Conclusion First
In this tutorial, we conducted an exploratory toxicity analysis of a Twitter dataset consisting of 298,172 replies to a Donald Trump’s tweet announcing his positive COVID-19 diagnosis. We found that most of the toxicity scores produced by Perspective API are highly correlated. We also found that tweets that are blocked by Twitter have, on average, higher toxicity scores than (1) tweets that are still publicly available on the platform or (2) tweets posted by suspended or protected accounts. Interestingly, there was no clear connection between posting toxic tweets and an account being suspended by Twitter.
Introduction
The aim of this tutorial is to introduce users to a few analyses that can be performed with Communalytic and a Python library called twarc. This post will also show users how to explore the potential relationship between the toxicity scores of individual tweets and the likelihood that a tweet will still be publicly available days after the original data collection. As this is a tutorial, please note that any findings noted in this post are for illustrative purposes only.
Dataset
On October 2nd, 2020, U.S. President Donald Trump tweeted that he and the First Lady of the United States (FLOTUS), Melania Trump, both tested positive for COVID-19 (see Figure 1). Within seconds, his tweet received thousands of replies on Twitter.

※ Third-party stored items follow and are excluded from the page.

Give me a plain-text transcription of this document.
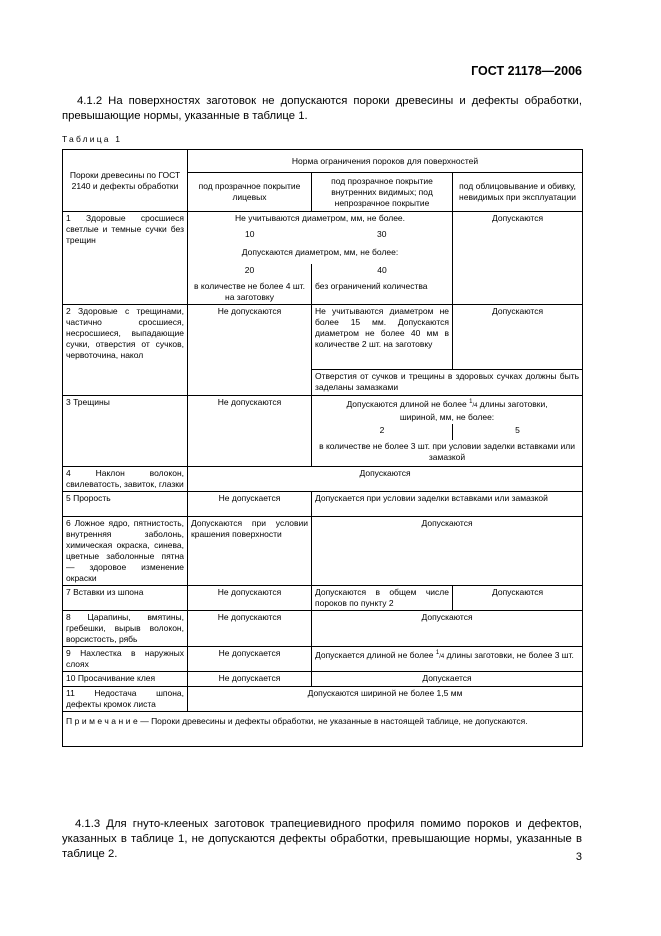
ГОСТ 21178—2006
4.1.2 На поверхностях заготовок не допускаются пороки древесины и дефекты обработки, превышающие нормы, указанные в таблице 1.
Таблица 1
Пороки древесины по ГОСТ 2140 и дефекты обработки	Норма ограничения пороков для поверхностей		
	под прозрачное покрытие лицевых	под прозрачное покрытие внутренних видимых; под непрозрачное покрытие	под облицовывание и обивку, невидимых при эксплуатации
1 Здоровые сросшиеся светлые и темные сучки без трещин	Не учитываются диаметром, мм, не более.		Допускаются
	10	30	
	Допускаются диаметром, мм, не более:		
	20	40	
	в количестве не более 4 шт. на заготовку	без ограничений количества	
2 Здоровые с трещинами, частично сросшиеся, несросшиеся, выпадающие сучки, отверстия от сучков, червоточина, накол	Не допускаются	Не учитываются диаметром не более 15 мм. Допускаются диаметром не более 40 мм в количестве 2 шт. на заготовку	Допускаются
		Отверстия от сучков и трещины в здоровых сучках должны быть заделаны замазками	
3 Трещины	Не допускаются	Допускаются длиной не более 1/4 длины заготовки,
шириной, мм, не более:	
		2	5
		в количестве не более 3 шт. при условии заделки вставками или замазкой	
4 Наклон волокон, свилеватость, завиток, глазки	Допускаются		
5 Прорость	Не допускается	Допускается при условии заделки вставками или замазкой	
6 Ложное ядро, пятнистость, внутренняя заболонь, химическая окраска, синева, цветные заболонные пятна — здоровое изменение окраски	Допускаются при условии крашения поверхности	Допускаются	
7 Вставки из шпона	Не допускаются	Допускаются в общем числе пороков по пункту 2	Допускаются
8 Царапины, вмятины, гребешки, вырыв волокон, ворсистость, рябь	Не допускаются	Допускаются	
9 Нахлестка в наружных слоях	Не допускается	Допускается длиной не более 1/4 длины заготовки, не более 3 шт.	
10 Просачивание клея	Не допускается	Допускается	
11 Недостача шпона, дефекты кромок листа	Допускаются шириной не более 1,5 мм		
Примечание— Пороки древесины и дефекты обработки, не указанные в настоящей таблице, не допускаются.			
4.1.3 Для гнуто-клееных заготовок трапециевидного профиля помимо пороков и дефектов, указанных в таблице 1, не допускаются дефекты обработки, превышающие нормы, указанные в таблице 2.	3
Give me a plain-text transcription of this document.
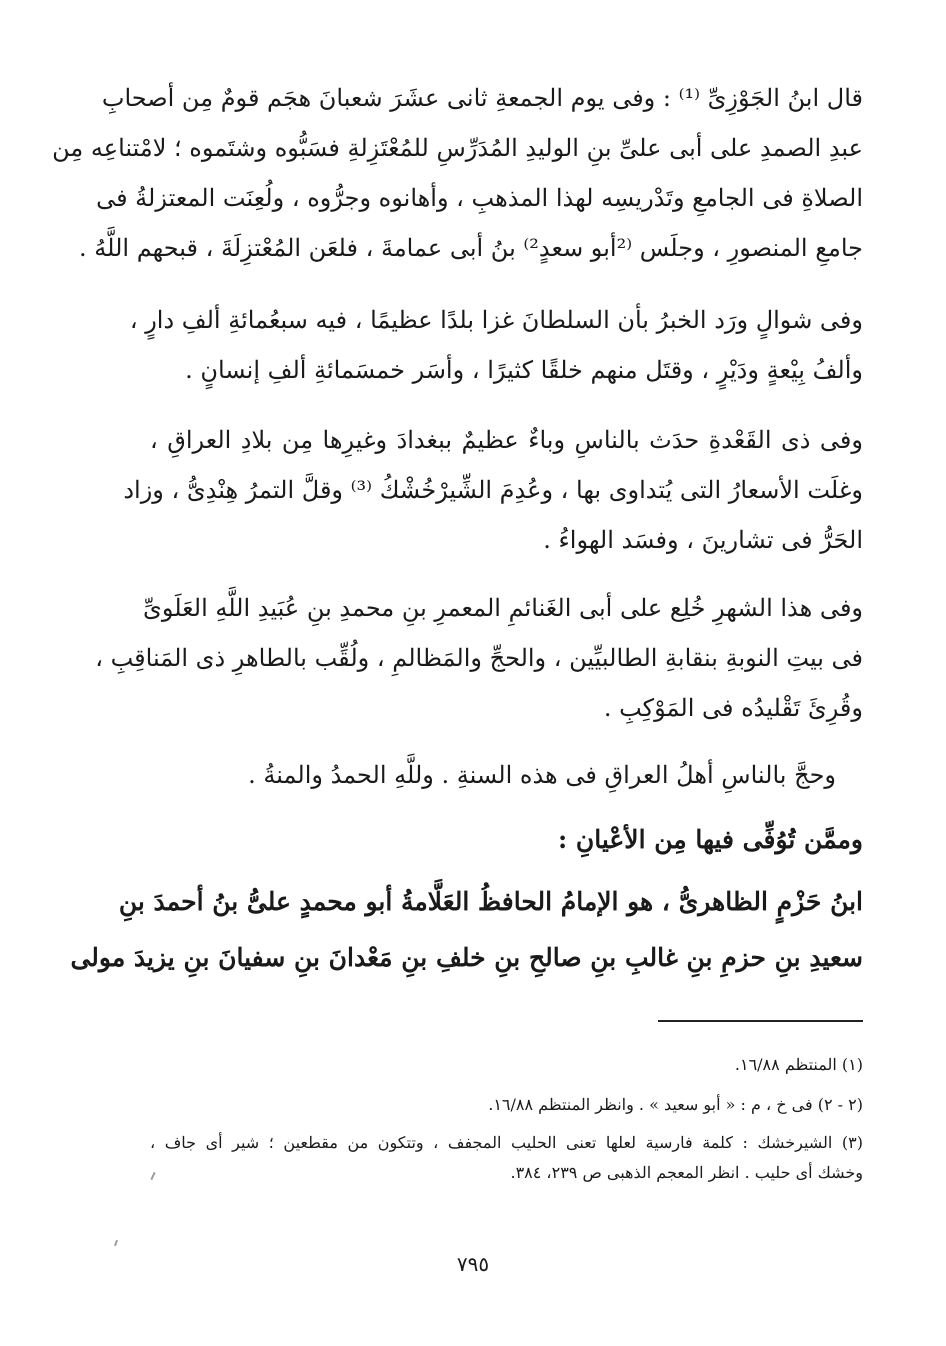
قال ابنُ الجَوْزِىِّ ⁽¹⁾ : وفى يوم الجمعةِ ثانى عشَرَ شعبانَ هجَم قومٌ مِن أصحابِ
عبدِ الصمدِ على أبى علىِّ بنِ الوليدِ المُدَرِّسِ للمُعْتَزِلةِ فسَبُّوه وشتَموه ؛ لامْتناعِه مِن
الصلاةِ فى الجامعِ وتَدْريسِه لهذا المذهبِ ، وأهانوه وجرُّوه ، ولُعِنَت المعتزلةُ فى
جامعِ المنصورِ ، وجلَس ⁽²أبو سعدٍ²⁾ بنُ أبى عمامةَ ، فلعَن المُعْتزِلَةَ ، قبحهم اللَّهُ .
وفى شوالٍ ورَد الخبرُ بأن السلطانَ غزا بلدًا عظيمًا ، فيه سبعُمائةِ ألفِ دارٍ ،
وألفُ بِيْعةٍ ودَيْرٍ ، وقتَل منهم خلقًا كثيرًا ، وأسَر خمسَمائةِ ألفِ إنسانٍ .
وفى ذى القَعْدةِ حدَث بالناسِ وباءٌ عظيمٌ ببغدادَ وغيرِها مِن بلادِ العراقِ ،
وغلَت الأسعارُ التى يُتداوى بها ، وعُدِمَ الشِّيرْخُشْكُ ⁽³⁾ وقلَّ التمرُ هِنْدِىُّ ، وزاد
الحَرُّ فى تشارينَ ، وفسَد الهواءُ .
وفى هذا الشهرِ خُلِع على أبى الغَنائمِ المعمرِ بنِ محمدِ بنِ عُبَيدِ اللَّهِ العَلَوىِّ
فى بيتِ النوبةِ بنقابةِ الطالبيِّين ، والحجِّ والمَظالمِ ، ولُقِّب بالطاهرِ ذى المَناقِبِ ،
وقُرِئَ تَقْليدُه فى المَوْكِبِ .
وحجَّ بالناسِ أهلُ العراقِ فى هذه السنةِ . وللَّهِ الحمدُ والمنةُ .
وممَّن تُوُفِّى فيها مِن الأعْيانِ :
ابنُ حَزْمٍ الظاهرىُّ ، هو الإمامُ الحافظُ العَلَّامةُ أبو محمدٍ علىُّ بنُ أحمدَ بنِ
سعيدِ بنِ حزمِ بنِ غالبِ بنِ صالحِ بنِ خلفِ بنِ مَعْدانَ بنِ سفيانَ بنِ يزيدَ مولى
(١) المنتظم ١٦/٨٨.
(٢ - ٢) فى خ ، م : « أبو سعيد » . وانظر المنتظم ١٦/٨٨.
(٣) الشيرخشك : كلمة فارسية لعلها تعنى الحليب المجفف ، وتتكون من مقطعين ؛ شير أى جاف ،
وخشك أى حليب . انظر المعجم الذهبى ص ٢٣٩، ٣٨٤.
٧٩٥
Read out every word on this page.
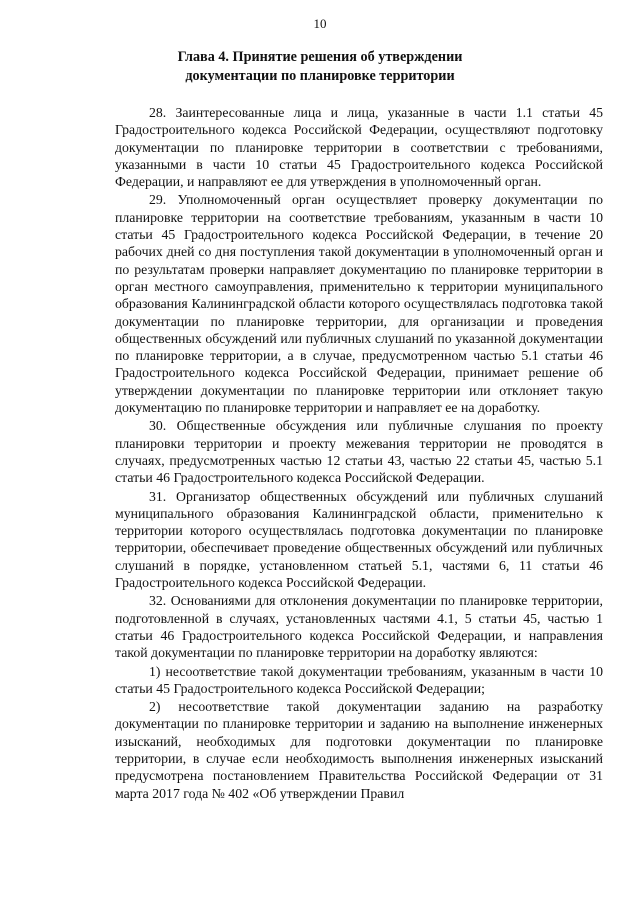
10
Глава 4. Принятие решения об утверждении
документации по планировке территории

28. Заинтересованные лица и лица, указанные в части 1.1 статьи 45 Градостроительного кодекса Российской Федерации, осуществляют подготовку документации по планировке территории в соответствии с требованиями, указанными в части 10 статьи 45 Градостроительного кодекса Российской Федерации, и направляют ее для утверждения в уполномоченный орган.

29. Уполномоченный орган осуществляет проверку документации по планировке территории на соответствие требованиям, указанным в части 10 статьи 45 Градостроительного кодекса Российской Федерации, в течение 20 рабочих дней со дня поступления такой документации в уполномоченный орган и по результатам проверки направляет документацию по планировке территории в орган местного самоуправления, применительно к территории муниципального образования Калининградской области которого осуществлялась подготовка такой документации по планировке территории, для организации и проведения общественных обсуждений или публичных слушаний по указанной документации по планировке территории, а в случае, предусмотренном частью 5.1 статьи 46 Градостроительного кодекса Российской Федерации, принимает решение об утверждении документации по планировке территории или отклоняет такую документацию по планировке территории и направляет ее на доработку.

30. Общественные обсуждения или публичные слушания по проекту планировки территории и проекту межевания территории не проводятся в случаях, предусмотренных частью 12 статьи 43, частью 22 статьи 45, частью 5.1 статьи 46 Градостроительного кодекса Российской Федерации.

31. Организатор общественных обсуждений или публичных слушаний муниципального образования Калининградской области, применительно к территории которого осуществлялась подготовка документации по планировке территории, обеспечивает проведение общественных обсуждений или публичных слушаний в порядке, установленном статьей 5.1, частями 6, 11 статьи 46 Градостроительного кодекса Российской Федерации.

32. Основаниями для отклонения документации по планировке территории, подготовленной в случаях, установленных частями 4.1, 5 статьи 45, частью 1 статьи 46 Градостроительного кодекса Российской Федерации, и направления такой документации по планировке территории на доработку являются:

1) несоответствие такой документации требованиям, указанным в части 10 статьи 45 Градостроительного кодекса Российской Федерации;

2) несоответствие такой документации заданию на разработку документации по планировке территории и заданию на выполнение инженерных изысканий, необходимых для подготовки документации по планировке территории, в случае если необходимость выполнения инженерных изысканий предусмотрена постановлением Правительства Российской Федерации от 31 марта 2017 года № 402 «Об утверждении Правил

To collect and analyze this Twitter thread, we used Communalytic, a research tool for studying online communities and online discourse. Communalytic can collect and analyze public data from various social media platforms including Reddit, Twitter, and Facebook/Instagram (via CrowdTangle). It uses advanced text and social network analysis techniques to automatically pinpoint toxic and anti-social interactions, identify influencers, map shared interests and the spread of misinformation, and detect signs of possible coordination among seemingly disparate actors. In the instance case, our dataset consists of 298,172 replies to Donald Trump’s tweet announcing his COVID-19 diagnosis, posted on October 2nd between 6:00am and 12:30pm (ET). Each tweet in the dataset includes a number of metadata attributes provided by the Twitter API, such as information about who and when it was posted, in what language, and how many other users engaged with it (retweeted or favorited). (For information about how to collect Twitter data with Communalytic, see our online tutorial here and for the full list of available metadata elements for a Tweet, see the Twitter API documentation.)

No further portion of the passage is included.